Monday, March 7, 2016

Bankruptcy: Preferential Payments - Ordinary Course of Business

       In the case of Huffman v. New Jersey Steel Corp. the United States Bankruptcy Court at Roanoke, Virginia, reviewed payments made by a debtor, a steel fabricator, for steel reinforcing rods, in regard to a complaint of preferential transfer.
     The Court found as fact that the debtor fabricated "rebar" or steel reinforcing rods, for use in construction projects. The debtor obtained "rebar" from the creditor; this was the subject of this avoidance complaint. A large portion of the debt incurred by the debtor to the creditor during the preference period arose after a mistake made by the two companies, when the debtor ordered "six loads" of rebar, which the creditor interpreted as "six train-car loads", not "six truck loads". What began as a mistake was later ratified by the creditor when it continued to deal with the debtor, filled the debtor's orders and did not immediately request additional security.

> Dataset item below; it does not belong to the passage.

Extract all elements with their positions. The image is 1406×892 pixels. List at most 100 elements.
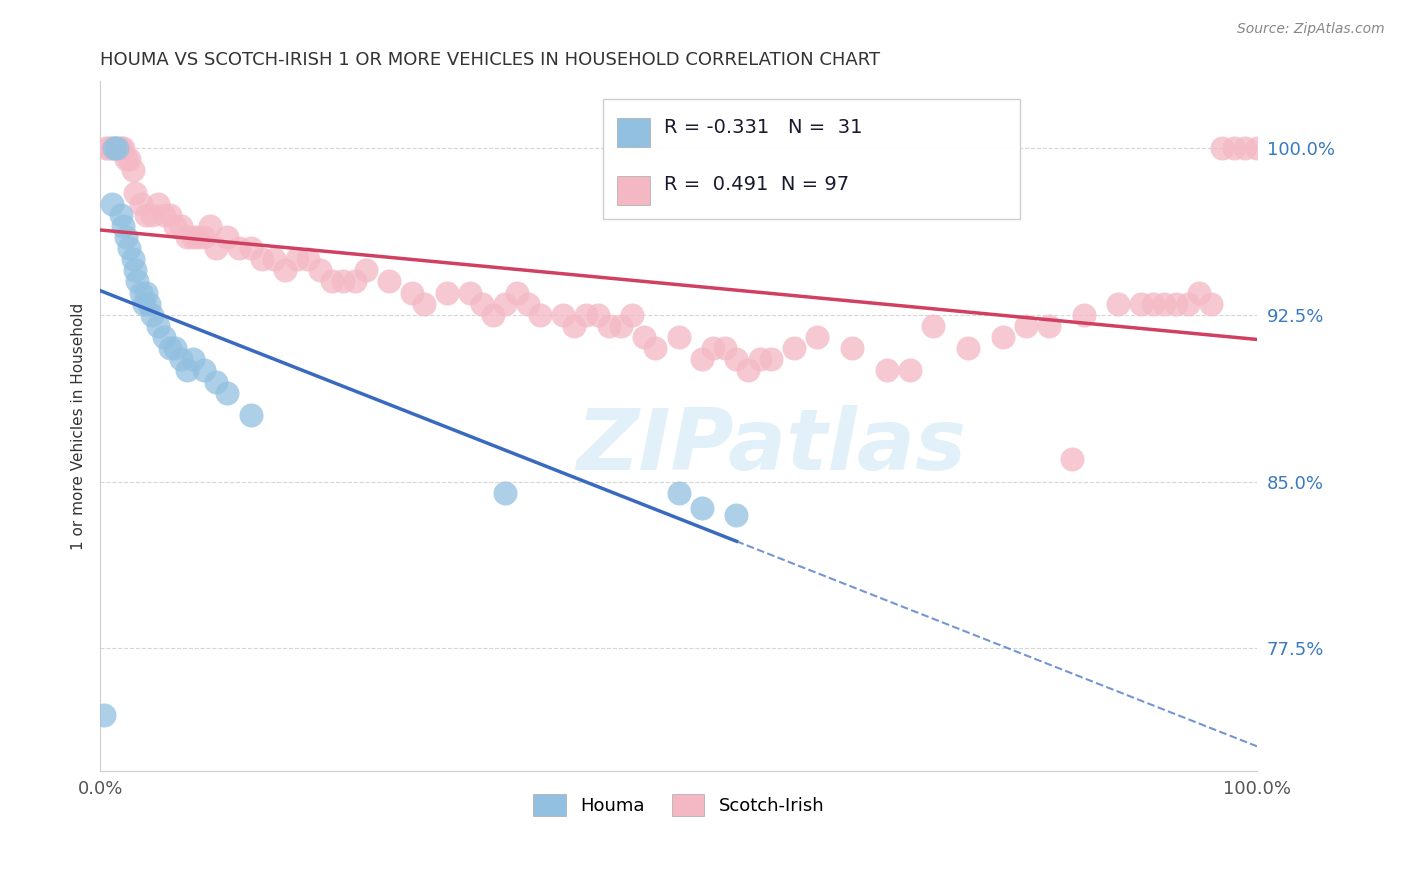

     The trustee and the creditor agreed that the transfers at issue were preferential as defined in the Bankruptcy Code. The trustee, however, disagreed with the creditor that the transfers were made in the ordinary course of business, and thus an exception pursuant to Bankruptcy Code §547 (b).
     The trustee argued that the mistaken order was not in ordinary course because it was much larger than previous orders and resulted in the debtor's exceeding the credit limit that the creditor had established.
     The creditor argued that it accepted the increase in credit and continued to ship. It further argued that it was lenient with credit terms, and presented evidence consistent with the same. The creditor also argued that it was not unusual in the industry for substantial purchases to be made at one time given the nature of the fabricating business.
     The Court found that the parties entered into a transaction through a mutual mistake of fact, but that rather than rescind, the parties elected to carry out the terms of the agreement. The Court noted that such conduct was consistent with the understanding of the parties to treat the transaction as ordinary. Also, the agreement to continue was at arms length between two independent commercial entities in the marketplace. The Court found no evidence that ratification after discovery of the mistake was used to give the creditor an advantage over other creditors. The Court stated that although ratification of an agreement borne of mutual mistake of fact may not be common, but in the context of this case it was ordinary.
     The Court next looked at the payments made and determined that there had been a long-standing relationship between the parties, and that payments occurred ordinarily, by check, within 54 to 67 days of invoice. Those payments made in that manner were made an exception as ordinary, the four payments made within a different time frame or by wire transfer were not.